As Plêiades ascenderam,
Observando o ar silente;
Na Terra as raízes e as sementes
Pelo passar do verão túrgidas ficaram;
O Oceano, seu vizinho,
No velho labor, sozinho,
Quando, quem - quem ousara
Atar, tal louco, em sua fronte a flora,
E rir e ver orgulhosamente,
E blasfemar altissimamente,
E viver pra tal honra, pra a ti inclinar-se agora?
Ó Délfico Apolo!

John Keats: "Hymn To Apollo"

GOD of the golden bow,
And of the golden lyre,
And of the golden hair,
And of the golden fire,
Charioteer
Of the patient year,
Where---where slept thine ire,
When like a blank idiot I put on thy wreath,
Thy laurel, thy glory,
The light of thy story,
Or was I a worm---too low crawling for death?
O Delphic Apollo!

The Thunderer grasp'd and grasp'd,
The Thunderer frown'd and frown'd;
The eagle's feathery mane
For wrath became stiffen'd---the sound
Of breeding thunder
Went drowsily under,
Muttering to be unbound.
O why didst thou pity, and beg for a worm?
Why touch thy soft lute
Till the thunder was mute,
Why was I not crush'd---such a pitiful germ?
O Delphic Apollo!

The Pleiades were up,
Watching the silent air;
The seeds and roots in Earth
Were swelling for summer fare;
The Ocean, its neighbour,
Was at his old labour,
When, who---who did dare
To tie for a moment, thy plant round his brow,
And grin and look proudly,
And blaspheme so loudly,
And live for that honour, to stoop to thee now?
O Delphic Apollo!

In: KEATS, John. "Complete poems and selected letters of John Keats". New York: The Modern Library, 2001, pages 290 e 291. Introduction by Edward Hirsch.


Abraço forte,
Adriano Nunes

Gustavo disse...

Excelente postagem!

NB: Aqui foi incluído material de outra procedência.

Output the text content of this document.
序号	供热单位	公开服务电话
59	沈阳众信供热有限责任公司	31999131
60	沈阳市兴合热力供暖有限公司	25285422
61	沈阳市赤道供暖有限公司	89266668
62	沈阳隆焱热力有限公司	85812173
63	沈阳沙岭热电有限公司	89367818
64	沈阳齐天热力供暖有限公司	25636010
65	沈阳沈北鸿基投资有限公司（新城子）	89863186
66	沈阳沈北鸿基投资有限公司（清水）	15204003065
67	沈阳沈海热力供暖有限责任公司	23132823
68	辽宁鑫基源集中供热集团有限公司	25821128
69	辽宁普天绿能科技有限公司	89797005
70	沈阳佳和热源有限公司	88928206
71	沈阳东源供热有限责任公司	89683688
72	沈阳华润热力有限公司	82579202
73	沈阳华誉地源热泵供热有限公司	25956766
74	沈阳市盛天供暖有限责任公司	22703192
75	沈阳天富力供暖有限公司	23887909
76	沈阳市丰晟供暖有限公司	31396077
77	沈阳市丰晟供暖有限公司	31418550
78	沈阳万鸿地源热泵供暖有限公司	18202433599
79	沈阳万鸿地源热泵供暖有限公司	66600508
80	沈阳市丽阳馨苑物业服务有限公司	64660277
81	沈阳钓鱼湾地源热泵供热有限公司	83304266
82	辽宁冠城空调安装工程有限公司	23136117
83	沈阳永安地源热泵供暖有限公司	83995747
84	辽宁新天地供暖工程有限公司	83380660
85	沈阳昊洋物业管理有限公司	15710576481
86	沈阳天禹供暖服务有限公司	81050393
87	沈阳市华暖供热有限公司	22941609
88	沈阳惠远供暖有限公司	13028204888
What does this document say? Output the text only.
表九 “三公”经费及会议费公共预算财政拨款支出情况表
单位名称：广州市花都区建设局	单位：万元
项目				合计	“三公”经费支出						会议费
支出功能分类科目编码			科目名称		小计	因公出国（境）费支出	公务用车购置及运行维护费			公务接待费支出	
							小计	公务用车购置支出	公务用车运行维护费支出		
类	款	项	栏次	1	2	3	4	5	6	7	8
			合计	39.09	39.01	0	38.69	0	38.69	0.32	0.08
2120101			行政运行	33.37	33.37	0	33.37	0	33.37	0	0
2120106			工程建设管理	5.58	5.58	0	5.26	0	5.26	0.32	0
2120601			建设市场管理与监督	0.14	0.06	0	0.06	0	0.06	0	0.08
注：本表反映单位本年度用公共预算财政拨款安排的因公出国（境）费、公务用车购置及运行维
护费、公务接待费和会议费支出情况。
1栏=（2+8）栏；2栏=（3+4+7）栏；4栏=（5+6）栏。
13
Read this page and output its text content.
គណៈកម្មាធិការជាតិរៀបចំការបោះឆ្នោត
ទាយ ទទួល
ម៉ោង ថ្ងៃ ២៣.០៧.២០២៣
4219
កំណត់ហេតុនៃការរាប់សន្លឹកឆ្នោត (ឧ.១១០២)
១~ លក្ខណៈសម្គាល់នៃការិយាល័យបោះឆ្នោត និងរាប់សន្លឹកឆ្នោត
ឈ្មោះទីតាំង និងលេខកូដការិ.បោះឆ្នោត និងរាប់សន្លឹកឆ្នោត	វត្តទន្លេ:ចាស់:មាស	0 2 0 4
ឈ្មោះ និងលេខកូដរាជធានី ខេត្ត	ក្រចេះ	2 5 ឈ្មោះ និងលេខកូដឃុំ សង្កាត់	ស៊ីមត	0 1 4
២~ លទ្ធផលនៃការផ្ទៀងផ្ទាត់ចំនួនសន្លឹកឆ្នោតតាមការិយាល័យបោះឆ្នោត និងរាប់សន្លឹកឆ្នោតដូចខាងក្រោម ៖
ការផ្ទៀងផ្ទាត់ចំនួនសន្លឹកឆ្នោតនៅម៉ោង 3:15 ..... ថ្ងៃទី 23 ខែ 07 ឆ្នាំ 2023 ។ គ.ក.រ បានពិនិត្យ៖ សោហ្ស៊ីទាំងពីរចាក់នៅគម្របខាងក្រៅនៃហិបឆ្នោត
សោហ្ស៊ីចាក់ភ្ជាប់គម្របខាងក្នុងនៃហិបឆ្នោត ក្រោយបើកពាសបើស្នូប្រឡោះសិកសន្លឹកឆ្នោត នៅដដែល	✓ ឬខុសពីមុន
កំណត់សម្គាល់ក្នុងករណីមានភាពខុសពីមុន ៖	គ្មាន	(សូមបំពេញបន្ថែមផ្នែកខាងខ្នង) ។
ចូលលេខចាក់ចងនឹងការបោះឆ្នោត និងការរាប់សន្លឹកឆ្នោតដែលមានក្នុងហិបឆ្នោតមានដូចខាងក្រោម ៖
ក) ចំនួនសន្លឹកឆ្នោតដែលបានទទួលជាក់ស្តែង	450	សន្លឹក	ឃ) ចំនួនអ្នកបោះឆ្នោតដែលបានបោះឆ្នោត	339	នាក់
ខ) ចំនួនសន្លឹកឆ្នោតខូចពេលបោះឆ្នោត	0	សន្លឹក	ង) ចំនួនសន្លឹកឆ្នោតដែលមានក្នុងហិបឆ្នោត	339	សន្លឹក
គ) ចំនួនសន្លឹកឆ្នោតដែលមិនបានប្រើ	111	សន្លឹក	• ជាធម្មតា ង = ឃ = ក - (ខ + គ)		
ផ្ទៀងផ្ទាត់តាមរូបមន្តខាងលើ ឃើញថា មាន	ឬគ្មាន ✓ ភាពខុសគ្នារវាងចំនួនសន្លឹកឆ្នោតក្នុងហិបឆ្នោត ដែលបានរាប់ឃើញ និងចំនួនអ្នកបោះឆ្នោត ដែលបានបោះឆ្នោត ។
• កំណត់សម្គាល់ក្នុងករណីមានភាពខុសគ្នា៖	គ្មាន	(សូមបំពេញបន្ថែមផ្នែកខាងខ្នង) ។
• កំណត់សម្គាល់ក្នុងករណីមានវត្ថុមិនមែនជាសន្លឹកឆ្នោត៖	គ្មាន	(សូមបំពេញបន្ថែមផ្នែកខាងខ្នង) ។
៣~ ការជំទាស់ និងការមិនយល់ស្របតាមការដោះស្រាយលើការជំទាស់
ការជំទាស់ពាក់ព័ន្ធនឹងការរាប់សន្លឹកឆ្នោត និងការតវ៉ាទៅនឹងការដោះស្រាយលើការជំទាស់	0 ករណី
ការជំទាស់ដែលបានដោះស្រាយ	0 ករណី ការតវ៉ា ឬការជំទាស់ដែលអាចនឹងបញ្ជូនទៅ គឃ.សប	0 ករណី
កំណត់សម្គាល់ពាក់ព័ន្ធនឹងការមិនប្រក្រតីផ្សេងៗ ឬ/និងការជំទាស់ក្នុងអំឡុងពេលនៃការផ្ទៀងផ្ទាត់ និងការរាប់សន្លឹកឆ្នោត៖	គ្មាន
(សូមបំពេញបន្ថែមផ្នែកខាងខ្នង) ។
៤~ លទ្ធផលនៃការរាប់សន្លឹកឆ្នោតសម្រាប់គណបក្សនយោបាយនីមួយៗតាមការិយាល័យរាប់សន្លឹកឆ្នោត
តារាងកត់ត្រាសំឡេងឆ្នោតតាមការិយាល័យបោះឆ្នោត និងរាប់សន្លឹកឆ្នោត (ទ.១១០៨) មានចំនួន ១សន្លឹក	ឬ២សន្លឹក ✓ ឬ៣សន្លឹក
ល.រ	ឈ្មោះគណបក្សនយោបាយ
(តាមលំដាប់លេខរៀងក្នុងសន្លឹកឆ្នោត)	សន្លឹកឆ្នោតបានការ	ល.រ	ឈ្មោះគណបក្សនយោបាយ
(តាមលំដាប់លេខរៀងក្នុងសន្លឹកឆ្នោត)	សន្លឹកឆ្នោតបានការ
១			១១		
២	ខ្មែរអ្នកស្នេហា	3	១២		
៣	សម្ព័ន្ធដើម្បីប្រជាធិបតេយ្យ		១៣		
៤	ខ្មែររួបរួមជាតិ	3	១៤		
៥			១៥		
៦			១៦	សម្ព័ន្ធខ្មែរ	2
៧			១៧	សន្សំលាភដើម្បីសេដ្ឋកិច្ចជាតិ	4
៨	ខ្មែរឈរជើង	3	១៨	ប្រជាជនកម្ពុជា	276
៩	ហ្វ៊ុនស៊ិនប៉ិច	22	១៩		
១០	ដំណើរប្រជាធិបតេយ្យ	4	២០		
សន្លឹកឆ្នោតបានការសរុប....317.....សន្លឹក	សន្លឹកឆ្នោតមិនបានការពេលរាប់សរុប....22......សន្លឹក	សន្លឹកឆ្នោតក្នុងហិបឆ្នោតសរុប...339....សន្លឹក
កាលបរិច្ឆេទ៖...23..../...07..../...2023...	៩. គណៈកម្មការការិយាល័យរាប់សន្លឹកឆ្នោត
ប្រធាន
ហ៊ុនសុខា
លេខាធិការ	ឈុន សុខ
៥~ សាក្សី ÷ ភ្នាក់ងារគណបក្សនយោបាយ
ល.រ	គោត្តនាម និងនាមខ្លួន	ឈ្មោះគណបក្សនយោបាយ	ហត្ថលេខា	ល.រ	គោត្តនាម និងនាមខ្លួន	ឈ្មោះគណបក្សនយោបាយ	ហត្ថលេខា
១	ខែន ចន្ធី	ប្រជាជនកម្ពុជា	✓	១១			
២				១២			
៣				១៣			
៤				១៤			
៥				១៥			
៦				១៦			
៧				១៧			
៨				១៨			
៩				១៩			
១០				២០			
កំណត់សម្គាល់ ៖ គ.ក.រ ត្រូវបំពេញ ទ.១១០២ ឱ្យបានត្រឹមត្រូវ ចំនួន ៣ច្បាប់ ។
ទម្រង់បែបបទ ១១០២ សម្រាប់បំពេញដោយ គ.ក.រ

Gostei demais!

André Pio disse...

Prezado Cícero, poste também a belíssima tradução do Paulo Mendes Campos deste mesmo poema.

Antonio Cicero disse...

Caro André Pio,

obrigado pela sugestão. Gosto muito do Paulo Mendes Campos, mas não tenho o livro em que esse poema se encontra. Você o tem?